SI conclude così l’epopea della piazza rifatta ex novo, ed in strettissima economia, nel 2013 su progetto degli architetti del Comune Nino Principato e Salvatore Corace, che sin dall’inizio aveva fatto alzare più di un sopracciglio proprio per la presenza di un gran numero di panchine tra le aiuole rifatte di fresco e la statua, non giustificato dalla presenza di turisti o residenti.

“Tenuto conto dell’elevato numero di panchine presenti nell’area e del loro mancato utilizzo“, si legge nella delibera della quarta circoscrizione, si è ritenuto necessario “ricollocare le panchine in altre aree in cui sarebbero più utilizzate dai cittadini”. Quali?
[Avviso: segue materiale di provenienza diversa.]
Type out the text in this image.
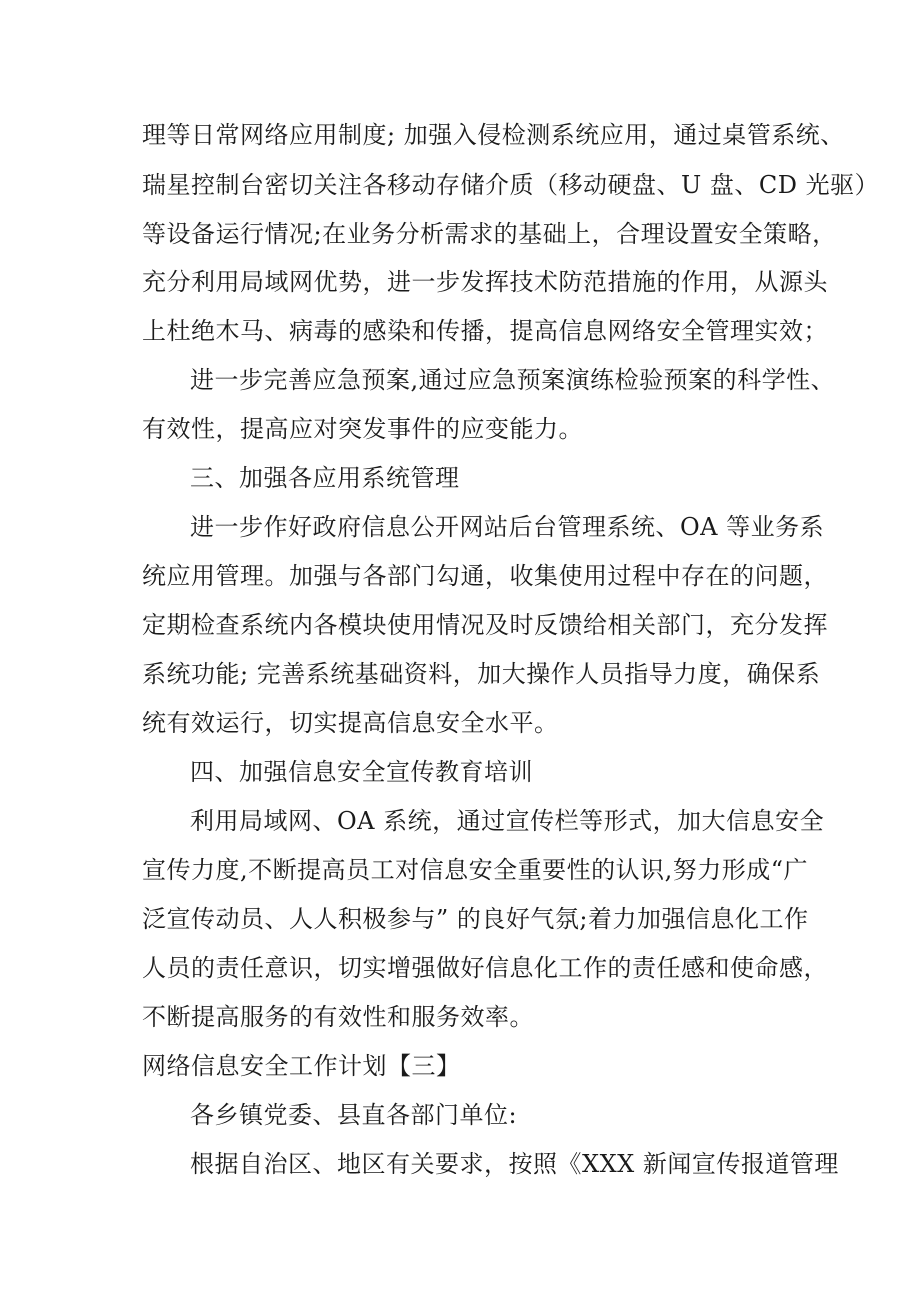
理等日常网络应用制度; 加强入侵检测系统应用，通过桌管系统、
瑞星控制台密切关注各移动存储介质（移动硬盘、U 盘、CD 光驱）
等设备运行情况;在业务分析需求的基础上，合理设置安全策略，
充分利用局域网优势，进一步发挥技术防范措施的作用，从源头
上杜绝木马、病毒的感染和传播，提高信息网络安全管理实效；
进一步完善应急预案,通过应急预案演练检验预案的科学性、
有效性，提高应对突发事件的应变能力。
三、加强各应用系统管理
进一步作好政府信息公开网站后台管理系统、OA 等业务系
统应用管理。加强与各部门勾通，收集使用过程中存在的问题，
定期检查系统内各模块使用情况及时反馈给相关部门，充分发挥
系统功能; 完善系统基础资料，加大操作人员指导力度，确保系
统有效运行，切实提高信息安全水平。
四、加强信息安全宣传教育培训
利用局域网、OA 系统，通过宣传栏等形式，加大信息安全
宣传力度,不断提高员工对信息安全重要性的认识,努力形成“广
泛宣传动员、人人积极参与” 的良好气氛;着力加强信息化工作
人员的责任意识，切实增强做好信息化工作的责任感和使命感，
不断提高服务的有效性和服务效率。
网络信息安全工作计划【三】
各乡镇党委、县直各部门单位:
根据自治区、地区有关要求，按照《XXX 新闻宣传报道管理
Quattro sono destinate al parco Aldo Moro, due ciascuna alle piazze Unione europea, piazza del Popolo, via Garibaldi di fronte all’ufficio postale ed alla guardia medica ed altre due nel belvedere di Cristo re e nella villetta di Montepiselli. Una ciascuno per la piazzetta di fronte alla scuola Boer, a largo Seggiola e di fronte all’ufficio postale di via Tommaso Cannizzaro.

Ironia della sorte, di panchine disponibili, fino a qualche tempo, ce n’erano in quantità, prese da piazza Cairoli dal dipartimento Arredo urbano e accatastate nel cortile di palazzo Zanca dopo il restyling della piazza effettuato durante l’estate. Coincidenza, anche quello un progetto di Principato e Corace.